Fit to Fly: My grandmother lived a long life and then passed away. I found this out descending into Cancun while sitting sideways in a 727 (AKA flight engineer). I thought I was alright and flew the leg back home, but made some dumb mistakes. Later, when I moved up to copilot, a close cousin and his wife both died a tragic death Near Buffalo, NY (leaving kids behind age 5&3). As fate would have it, a scheduled layover in Buffalo aligned perfectly with the wake, so I just flew the trip. I did something stupid, something like zoning out during the non-precision approach and forgetting some of the call-outs. Ever since that experience I have maintained a rule not to fly between the death and the funeral of a loved one.

The flu hits you, sometimes like a ton of bricks. Once, as a 727 copilot, the symptoms came on at a city that was only served by my company. I reasoned that I felt well enough to fly safely, and the logistics of calling in sick would cancel the only flight that could get me home. So, I flew the trip uneventfully. I don’t remember whether I told the captain at the time, I must have, because the next time I saw him, he told me that he was hit with the flu shortly after that. The moral to that story is that calling in sick is as much about being contagious as being able to safely fly the jet.
I got hit with laryngitis, but otherwise felt fine. So I went to work as MD 80 captain and told (whispered to) the FO that he would get radio duties, and he agreed. We made it work for a 2-3 day trip. I suppose we were safe, I suppose I could have managed some kind of radio communication if necessary, but why? In hindsight, I don’t know what I was trying to prove with my aversion to calling in sick. When I got to the end of my career, with all kinds of sick time in the bank, it was sort of a treat to be sick so I could use that time up. The joke at work was all it took was eye trouble, as in, if you can’t see yourself going to work for whatever reason, that was “eye trouble”.

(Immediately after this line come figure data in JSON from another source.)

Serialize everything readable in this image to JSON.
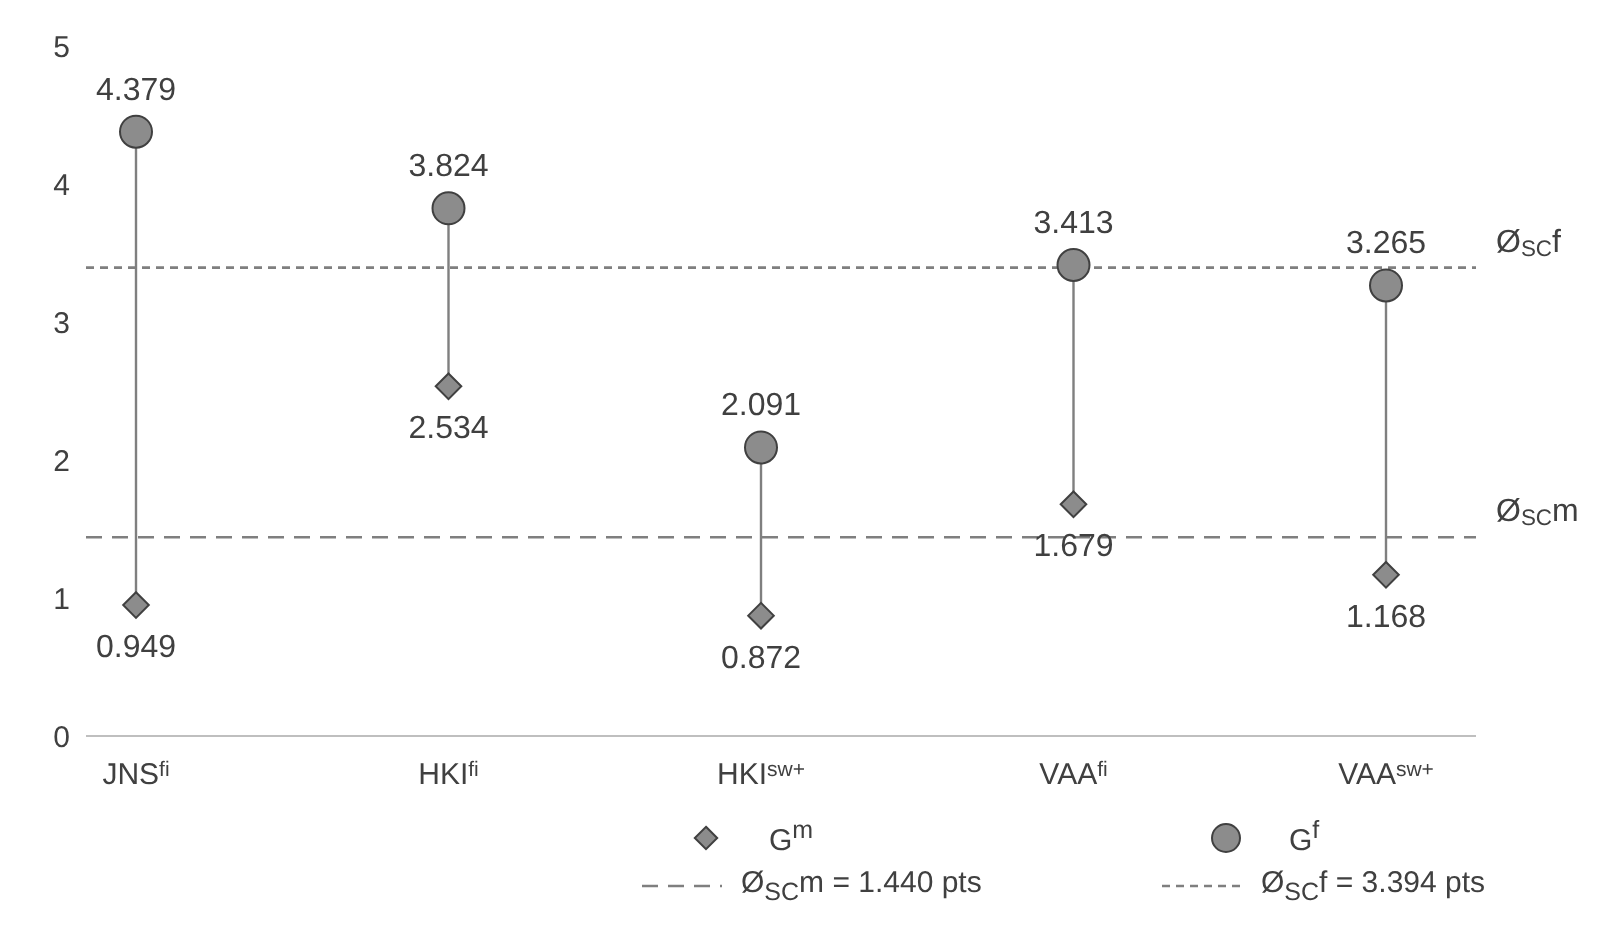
{
  "chart_data": {
    "type": "scatter",
    "categories": [
      "JNS$^{fi}$",
      "HKI$^{fi}$",
      "HKI$^{sw+}$",
      "VAA$^{fi}$",
      "VAA$^{sw+}$"
    ],
    "series": [
      {
        "name": "G$^{m}$",
        "color": "#8c8c8c",
        "marker": "diamond",
        "values": [
          0.949,
          2.534,
          0.872,
          1.679,
          1.168
        ]
      },
      {
        "name": "G$^{f}$",
        "color": "#8c8c8c",
        "marker": "circle",
        "values": [
          4.379,
          3.824,
          2.091,
          3.413,
          3.265
        ]
      }
    ],
    "ylim": [
      0,
      5
    ],
    "yticks": [
      0,
      1,
      2,
      3,
      4,
      5
    ],
    "grid": false,
    "legend": "bottom",
    "data_labels": true,
    "ref_lines": [
      {
        "axis": "y",
        "value": 1.44,
        "label": "Ø$_{SC}$m",
        "color": "#7f7f7f",
        "line_style": "dashed"
      },
      {
        "axis": "y",
        "value": 3.394,
        "label": "Ø$_{SC}$f",
        "color": "#7f7f7f",
        "line_style": "dotted"
      }
    ],
    "annotations": [
      "Ø$_{SC}$m = 1.440 pts",
      "Ø$_{SC}$f = 3.394 pts"
    ]
  }
}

Once I got hit with the flu during a layover in Caracas, Venezuela. I did the right thing, in the sense of calling crew schedule and getting off the trip. But, they wanted me to stay and convalesce in Caracas, to which I did not agree because of the political circumstances at the time. There was some safety in having your name on the flight general declaration papers, and I wanted to get out of that country before my name was removed. They flew in a replacement captain from Miami, and I deadheaded out.
I once was about to leave the house when I saw one of my favorite fruits in the refrigerator. I love mangoes, but the skin sap is like poison ivy to me. So, knowing it would otherwise go to waste, I carefully cut it up trying to avoid the sap and enjoyed the fruit immensely. Probably about six hours later, I was sitting in the right seat as a check pilot, cruising my way to Vegas. I must have rubbed some of the sap into my eye, because it was puffing out making me look like Quasimoto. Here is a case where I hid from the passengers because I did not want to concern them about my fitness to fly. That evening, while they were whooping it up like you are supposed to in Vegas, I was on the phone with my doctor friend and buying concoctions to bring the swelling down before tomorrow’s flying. I guess this time I really did have eye trouble.